Another recent Christmas purchase was a small MP3 player. Takes 1 AAA batteries, I had bought some for 4000dong, I wanted some more but everywhere else seemed to inflate the price to 15000dong, strange. Well until I found out the batteries last about 5 minutes, hmmm. Makes those bus trips go just that little bit quicker though, if the batteries last. Now I have some groovy music to listen to! Your opinion may not necessarily agree...

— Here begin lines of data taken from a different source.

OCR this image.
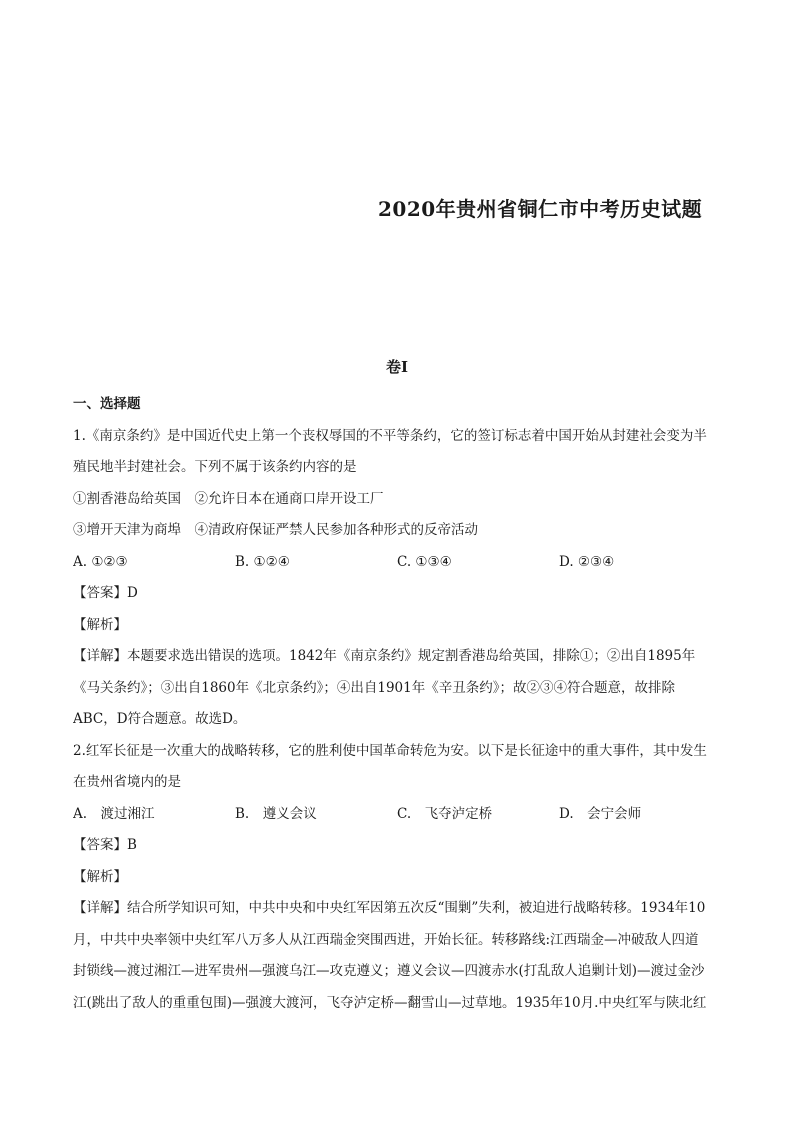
2020年贵州省铜仁市中考历史试题
卷I
一、选择题
1.《南京条约》是中国近代史上第一个丧权辱国的不平等条约，它的签订标志着中国开始从封建社会变为半
殖民地半封建社会。下列不属于该条约内容的是
①割香港岛给英国　②允许日本在通商口岸开设工厂
③增开天津为商埠　④清政府保证严禁人民参加各种形式的反帝活动
A. ①②③	B. ①②④	C. ①③④	D. ②③④
【答案】D
【解析】
【详解】本题要求选出错误的选项。1842年《南京条约》规定割香港岛给英国，排除①；②出自1895年
《马关条约》；③出自1860年《北京条约》；④出自1901年《辛丑条约》；故②③④符合题意，故排除
ABC，D符合题意。故选D。
2.红军长征是一次重大的战略转移，它的胜利使中国革命转危为安。以下是长征途中的重大事件，其中发生
在贵州省境内的是
A.　渡过湘江	B.　遵义会议	C.　飞夺泸定桥	D.　会宁会师
【答案】B
【解析】
【详解】结合所学知识可知，中共中央和中央红军因第五次反“围剿”失利，被迫进行战略转移。1934年10
月，中共中央率领中央红军八万多人从江西瑞金突围西进，开始长征。转移路线:江西瑞金—冲破敌人四道
封锁线—渡过湘江—进军贵州—强渡乌江—攻克遵义；遵义会议—四渡赤水(打乱敌人追剿计划)—渡过金沙
江(跳出了敌人的重重包围)—强渡大渡河，飞夺泸定桥—翻雪山—过草地。1935年10月.中央红军与陕北红
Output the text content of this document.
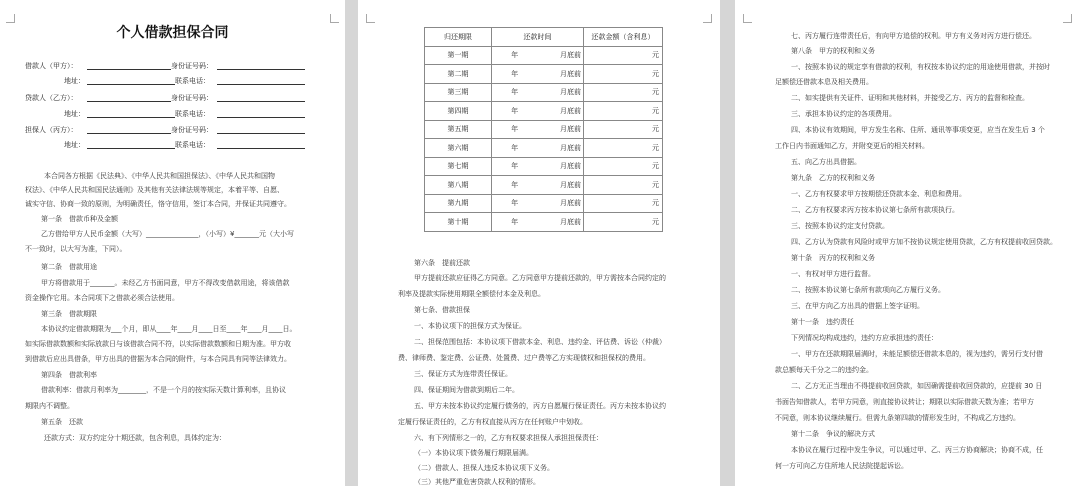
个人借款担保合同
借款人（甲方）：	身份证号码：
地址：	联系电话：
贷款人（乙方）：	身份证号码：
地址：	联系电话：
担保人（丙方）：	身份证号码：
地址：	联系电话：
本合同各方根据《民法典》、《中华人民共和国担保法》、《中华人民共和国物
权法》、《中华人民共和国民法通则》及其他有关法律法规等规定，本着平等、自愿、
诚实守信、协商一致的原则，为明确责任，恪守信用，签订本合同，并保证共同遵守。
第一条　借款币种及金额
乙方借给甲方人民币金额（大写）_______________，（小写）¥_______元（大小写
不一致时，以大写为准，下同）。
第二条　借款用途
甲方将借款用于_______。未经乙方书面同意，甲方不得改变借款用途，将该借款
资金操作它用。本合同项下之借款必须合法使用。
第三条　借款期限
本协议约定借款期限为___个月，即从____年____月____日至____年____月____日。
如实际借款数额和实际放款日与该借款合同不符，以实际借款数额和日期为准。甲方收
到借款后应出具借条，甲方出具的借据为本合同的附件，与本合同具有同等法律效力。
第四条　借款利率
借款利率：借款月利率为________，不是一个月的按实际天数计算利率，且协议
期限内不调整。
第五条　还款
还款方式：双方约定分十期还款，包含利息，具体约定为：
归还期限	还款时间		还款金额（含利息）
第一期	年	月底前	元
第二期	年	月底前	元
第三期	年	月底前	元
第四期	年	月底前	元
第五期	年	月底前	元
第六期	年	月底前	元
第七期	年	月底前	元
第八期	年	月底前	元
第九期	年	月底前	元
第十期	年	月底前	元
第六条　提前还款
甲方提前还款应征得乙方同意。乙方同意甲方提前还款的，甲方需按本合同约定的
利率及提款实际使用期限全额偿付本金及利息。
第七条、借款担保
一、本协议项下的担保方式为保证。
二、担保范围包括：本协议项下借款本金、利息、违约金、评估费、诉讼（仲裁）
费、律师费、鉴定费、公证费、处置费、过户费等乙方实现债权和担保权的费用。
三、保证方式为连带责任保证。
四、保证期间为借款到期后二年。
五、甲方未按本协议约定履行债务的，丙方自愿履行保证责任。丙方未按本协议约
定履行保证责任的，乙方有权直接从丙方在任何账户中划收。
六、有下列情形之一的，乙方有权要求担保人承担担保责任：
（一）本协议项下债务履行期限届满。
（二）借款人、担保人违反本协议项下义务。
（三）其他严重危害贷款人权利的情形。
七、丙方履行连带责任后，有向甲方追偿的权利。甲方有义务对丙方进行偿还。
第八条　甲方的权利和义务
一、按照本协议的规定享有借款的权利，有权按本协议约定的用途使用借款，并按时
足额偿还借款本息及相关费用。
二、如实提供有关证件、证明和其他材料，并接受乙方、丙方的监督和检查。
三、承担本协议约定的各项费用。
四、本协议有效期间，甲方发生名称、住所、通讯等事项变更，应当在发生后 3 个
工作日内书面通知乙方，并附变更后的相关材料。
五、向乙方出具借据。
第九条　乙方的权利和义务
一、乙方有权要求甲方按期偿还贷款本金、利息和费用。
二、乙方有权要求丙方按本协议第七条所有款项执行。
三、按照本协议约定支付贷款。
四、乙方认为贷款有风险时或甲方加不按协议规定使用贷款，乙方有权提前收回贷款。
第十条　丙方的权利和义务
一、有权对甲方进行监督。
二、按照本协议第七条所有款项向乙方履行义务。
三、在甲方向乙方出具的借据上签字证明。
第十一条　违约责任
下列情况均构成违约，违约方应承担违约责任：
一、甲方在还款期限届满时，未能足额偿还借款本息的，视为违约，需另行支付借
款总额每天千分之二的违约金。
二、乙方无正当理由不得提前收回贷款，如因确需提前收回贷款的，应提前 30 日
书面告知借款人，若甲方同意，则直接协议转让；期限以实际借款天数为准；若甲方
不同意，则本协议继续履行。但需九条第四款的情形发生时，不构成乙方违约。
第十二条　争议的解决方式
本协议在履行过程中发生争议，可以通过甲、乙、丙三方协商解决；协商不成，任
何一方可向乙方住所地人民法院提起诉讼。
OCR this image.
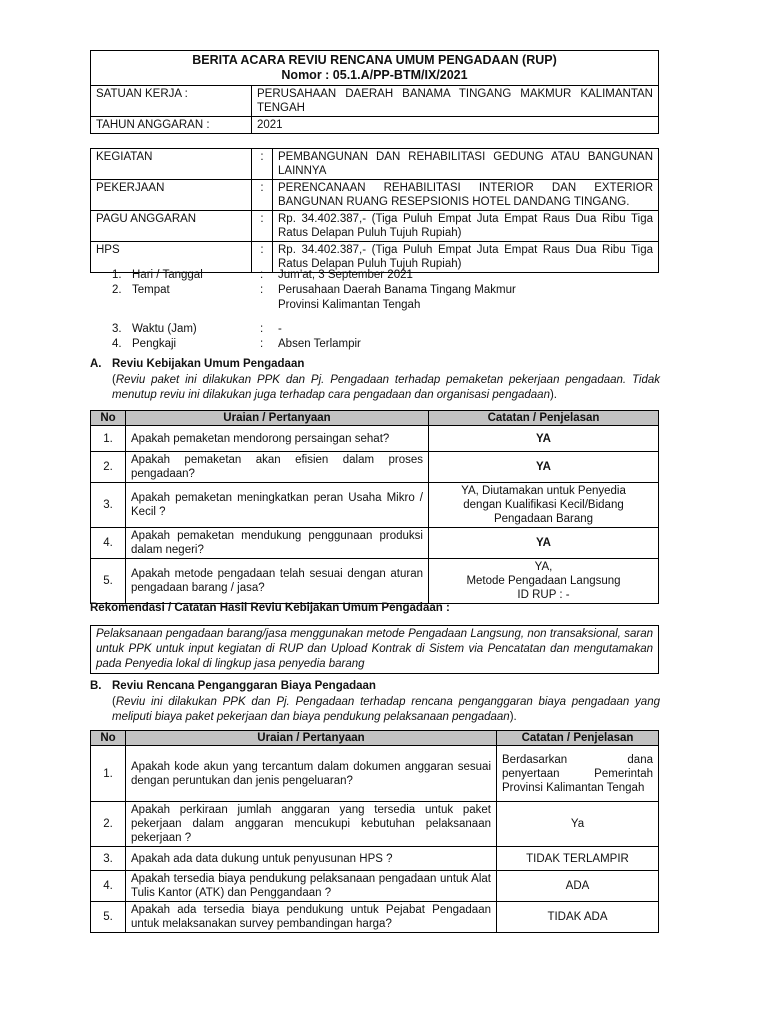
BERITA ACARA REVIU RENCANA UMUM PENGADAAN (RUP)	
Nomor : 05.1.A/PP-BTM/IX/2021	
SATUAN KERJA :	PERUSAHAAN DAERAH BANAMA TINGANG MAKMUR KALIMANTAN TENGAH
TAHUN ANGGARAN :	2021
KEGIATAN	:	PEMBANGUNAN DAN REHABILITASI GEDUNG ATAU BANGUNAN LAINNYA
PEKERJAAN	:	PERENCANAAN REHABILITASI INTERIOR DAN EXTERIOR BANGUNAN RUANG RESEPSIONIS HOTEL DANDANG TINGANG.
PAGU ANGGARAN	:	Rp. 34.402.387,- (Tiga Puluh Empat Juta Empat Raus Dua Ribu Tiga Ratus Delapan Puluh Tujuh Rupiah)
HPS	:	Rp. 34.402.387,- (Tiga Puluh Empat Juta Empat Raus Dua Ribu Tiga Ratus Delapan Puluh Tujuh Rupiah)
1. Hari / Tanggal	:	Jum’at, 3 September 2021
2. Tempat	:	Perusahaan Daerah Banama Tingang Makmur
Provinsi Kalimantan Tengah
3. Waktu (Jam)	:	-
4. Pengkaji	:	Absen Terlampir
A. Reviu Kebijakan Umum Pengadaan
(Reviu paket ini dilakukan PPK dan Pj. Pengadaan terhadap pemaketan pekerjaan pengadaan. Tidak menutup reviu ini dilakukan juga terhadap cara pengadaan dan organisasi pengadaan).
No	Uraian / Pertanyaan	Catatan / Penjelasan
1.	Apakah pemaketan mendorong persaingan sehat?	YA

2.	Apakah pemaketan akan efisien dalam proses pengadaan?	YA

3.	Apakah pemaketan meningkatkan peran Usaha Mikro / Kecil ?	YA, Diutamakan untuk Penyedia
dengan Kualifikasi Kecil/Bidang
Pengadaan Barang

4.	Apakah pemaketan mendukung penggunaan produksi dalam negeri?	YA

5.	Apakah metode pengadaan telah sesuai dengan aturan pengadaan barang / jasa?	YA,
Metode Pengadaan Langsung
ID RUP : -
Rekomendasi / Catatan Hasil Reviu Kebijakan Umum Pengadaan :
Pelaksanaan pengadaan barang/jasa menggunakan metode Pengadaan Langsung, non transaksional, saran untuk PPK untuk input kegiatan di RUP dan Upload Kontrak di Sistem via Pencatatan dan mengutamakan pada Penyedia lokal di lingkup jasa penyedia barang
B. Reviu Rencana Penganggaran Biaya Pengadaan
(Reviu ini dilakukan PPK dan Pj. Pengadaan terhadap rencana penganggaran biaya pengadaan yang meliputi biaya paket pekerjaan dan biaya pendukung pelaksanaan pengadaan).
No	Uraian / Pertanyaan	Catatan / Penjelasan
1.	Apakah kode akun yang tercantum dalam dokumen anggaran sesuai dengan peruntukan dan jenis pengeluaran?	Berdasarkan dana penyertaan Pemerintah Provinsi Kalimantan Tengah
2.	Apakah perkiraan jumlah anggaran yang tersedia untuk paket pekerjaan dalam anggaran mencukupi kebutuhan pelaksanaan pekerjaan ?	Ya
3.	Apakah ada data dukung untuk penyusunan HPS ?	TIDAK TERLAMPIR
4.	Apakah tersedia biaya pendukung pelaksanaan pengadaan untuk Alat Tulis Kantor (ATK) dan Penggandaan ?	ADA
5.	Apakah ada tersedia biaya pendukung untuk Pejabat Pengadaan untuk melaksanakan survey pembandingan harga?	TIDAK ADA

Another night I had looked at my LP guide, some seafood restuarants were marked next to West Lake, tonights destination. I'm sure I forgot to take a turn and ended up walking in a massive circle. Still suprisingly after an hour or so I arrived. I guess they don't have many tourists. Not any English spoken. Not to worry I had come prepared with my one word of Vietnamese "Ca" which means fish. If pronounced right. I ended up with most of the staff around me trying to work out what the crazy foreigner wants. Eventually I pointed at a receipt which was lying about with "Ca". Aaaah, then the pointed my to come and pick the fish from a water cage. They brought out a whopper (not a BurgerKing product!), no way I could eat that. After some more gestures and writing it turned out they didn't have any fish less than 1.5kg. Not exactly a one person meal, or two for that! Oh well, back to restaraunts with English menus.
As my time in Vietnam draws to a close I only feel that it is proper that I should distill my hard earned knowledge, so here are the rules of the road in descending order:
5) Use of horn is mandatory at all times, even on empty streets.
4) The biggest vehicle has right of way at all times.
3) Traffic lights, one way roads and traffic signs only apply to other people.
2) Never look behind you before pulling out into traffic.
1) Conserve petrol, drive without lights.